My eyes closed. I’d made a mess by letting my fear drive me. “No, it wasn’t about that. I had you paying for someone else’s mistakes, just like you warned me not to do. I let my fears come between us.”
Luke shook his head. “You let a lot of things come between us.”
“I know.” I stopped when I was still a ways back from where he was. To give him the space I could see he needed.
“You’ve been talking to Alex.” He didn’t voice it as a question.
“You knew?”
Alex had been so proud of herself, thinking she’d given everyone the slip. The first time a seventeen-year-old had sneaked out of the house had been to go talk to her big brother’s girlfriend to talk some sense into her. The “good” gene ran in the Archer family.

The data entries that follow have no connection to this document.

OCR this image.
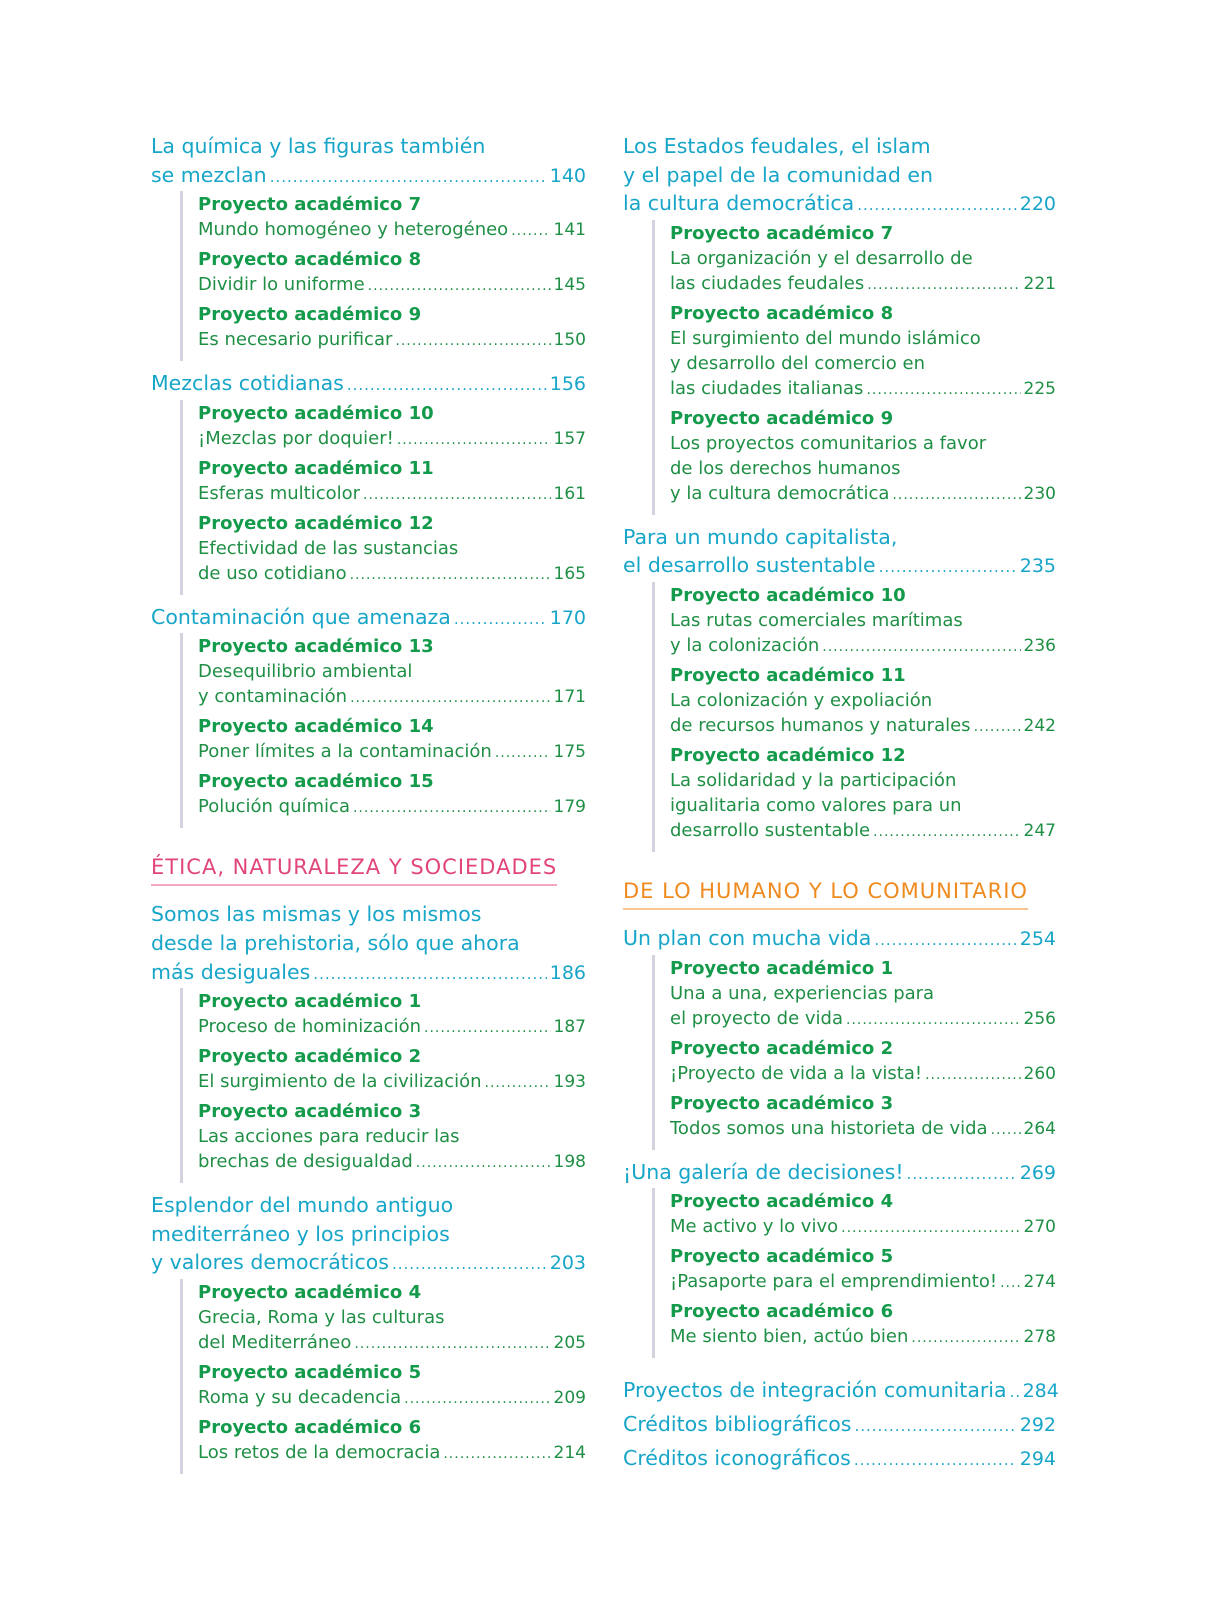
La química y las figuras también
se mezclan .....	140
Proyecto académico 7
Mundo homogéneo y heterogéneo .....	141
Proyecto académico 8
Dividir lo uniforme .....	145
Proyecto académico 9
Es necesario purificar .....	150
Mezclas cotidianas .....	156
Proyecto académico 10
¡Mezclas por doquier! .....	157
Proyecto académico 11
Esferas multicolor .....	161
Proyecto académico 12
Efectividad de las sustancias
de uso cotidiano .....	165
Contaminación que amenaza .....	170
Proyecto académico 13
Desequilibrio ambiental
y contaminación .....	171
Proyecto académico 14
Poner límites a la contaminación .....	175
Proyecto académico 15
Polución química .....	179
ÉTICA, NATURALEZA Y SOCIEDADES
Somos las mismas y los mismos
desde la prehistoria, sólo que ahora
más desiguales .....	186
Proyecto académico 1
Proceso de hominización .....	187
Proyecto académico 2
El surgimiento de la civilización .....	193
Proyecto académico 3
Las acciones para reducir las
brechas de desigualdad .....	198
Esplendor del mundo antiguo
mediterráneo y los principios
y valores democráticos .....	203
Proyecto académico 4
Grecia, Roma y las culturas
del Mediterráneo .....	205
Proyecto académico 5
Roma y su decadencia .....	209
Proyecto académico 6
Los retos de la democracia .....	214
Los Estados feudales, el islam
y el papel de la comunidad en
la cultura democrática .....	220
Proyecto académico 7
La organización y el desarrollo de
las ciudades feudales .....	221
Proyecto académico 8
El surgimiento del mundo islámico
y desarrollo del comercio en
las ciudades italianas .....	225
Proyecto académico 9
Los proyectos comunitarios a favor
de los derechos humanos
y la cultura democrática .....	230
Para un mundo capitalista,
el desarrollo sustentable .....	235
Proyecto académico 10
Las rutas comerciales marítimas
y la colonización .....	236
Proyecto académico 11
La colonización y expoliación
de recursos humanos y naturales .....	242
Proyecto académico 12
La solidaridad y la participación
igualitaria como valores para un
desarrollo sustentable .....	247
DE LO HUMANO Y LO COMUNITARIO
Un plan con mucha vida .....	254
Proyecto académico 1
Una a una, experiencias para
el proyecto de vida .....	256
Proyecto académico 2
¡Proyecto de vida a la vista! .....	260
Proyecto académico 3
Todos somos una historieta de vida ..... 264
¡Una galería de decisiones! .....	269
Proyecto académico 4
Me activo y lo vivo .....	270
Proyecto académico 5
¡Pasaporte para el emprendimiento! ..... 274
Proyecto académico 6
Me siento bien, actúo bien .....	278
Proyectos de integración comunitaria ..... 284
Créditos bibliográficos .....	292
Créditos iconográficos .....	294
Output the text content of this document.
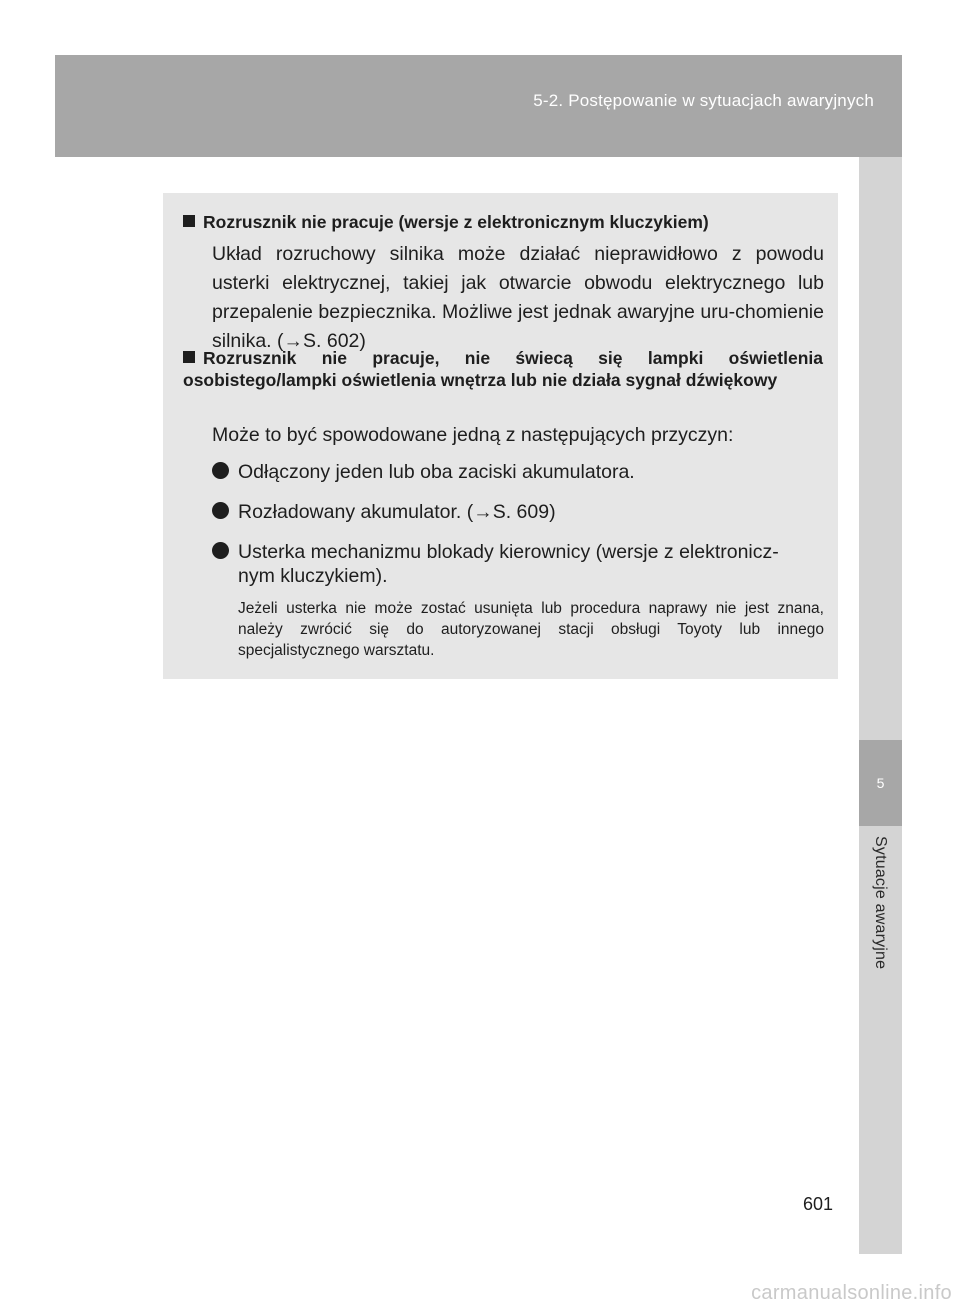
5-2. Postępowanie w sytuacjach awaryjnych
5
Sytuacje awaryjne
Rozrusznik nie pracuje (wersje z elektronicznym kluczykiem)
Układ rozruchowy silnika może działać nieprawidłowo z powodu usterki elektrycznej, takiej jak otwarcie obwodu elektrycznego lub przepalenie bezpiecznika. Możliwe jest jednak awaryjne uru-chomienie silnika. (→S. 602)
Rozrusznik nie pracuje, nie świecą się lampki oświetlenia osobistego/lampki oświetlenia wnętrza lub nie działa sygnał dźwiękowy
Może to być spowodowane jedną z następujących przyczyn:
Odłączony jeden lub oba zaciski akumulatora.
Rozładowany akumulator. (→S. 609)
Usterka mechanizmu blokady kierownicy (wersje z elektronicz-
nym kluczykiem).
Jeżeli usterka nie może zostać usunięta lub procedura naprawy nie jest znana, należy zwrócić się do autoryzowanej stacji obsługi Toyoty lub innego specjalistycznego warsztatu.
601
carmanualsonline.info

“I guessed where she’d run off to when I got the call from Cameron.” For the first time, he glanced back to look at me. It was brief and there was no fondness in his expression, but it somehow managed to make me feel like nothing could really ever be wrong if I could just wake up to
Luke’s face every day. “I’m surprised you still have your hair. She wasn’t very happy when she found out you broke up with me.”
“I am too.” I gave my ponytail a little pull. “But she gave me a second chance.”
Throwing the ball still in his hand into the air, the empty ballpark echoed with the sound of his bat connecting with the ball. This one flew over the center field fence.
“She’s always been the generous one in the family.” He reached deep into the bucket for another ball.
“Will you do the same?” I asked, moving a step closer. “Give me a second chance?”
He was quiet for a minute, tossing the ball in the air and catching it. “Did she tell you about Owen?” He was trying to mask it, but the pain in his voice when he said his name was evident. “About what happened?”
I nodded, padding closer. The fine dirt of the diamond felt like cool silk beneath my bare feet. “Yes.”
Luke stared at the center field fence, his eyes narrowing like he was somewhere else. Then his face cleared. “I was going to tell you,” he said, turning so he was almost facing me. “I should have told you sooner, but it’s a complicated story I don’t share freely.” As soon as his eyes lifted to mine, they flitted away. “I want you to know all of me, Allie, but I didn’t want you to know all of me all at once. I wanted the good parts to shine first before the skeletons came falling out of the closet.”
My chest ached, but it wasn’t for me—it was for him. For everything he’d been through and everything he’d risen from. Losing both parents in one tragic night would have ended the careers of most players. Instead, he’d applied for guardianship of his three sisters and made his name a permanent fixture in professional baseball. And then that woman, the baby he’d thought was his—my heart didn’t possess enough beats to throb for him. He could have smeared her name through the mud and cut the little boy off for good. Instead, he’d let the woman be and set up a college fund for the child.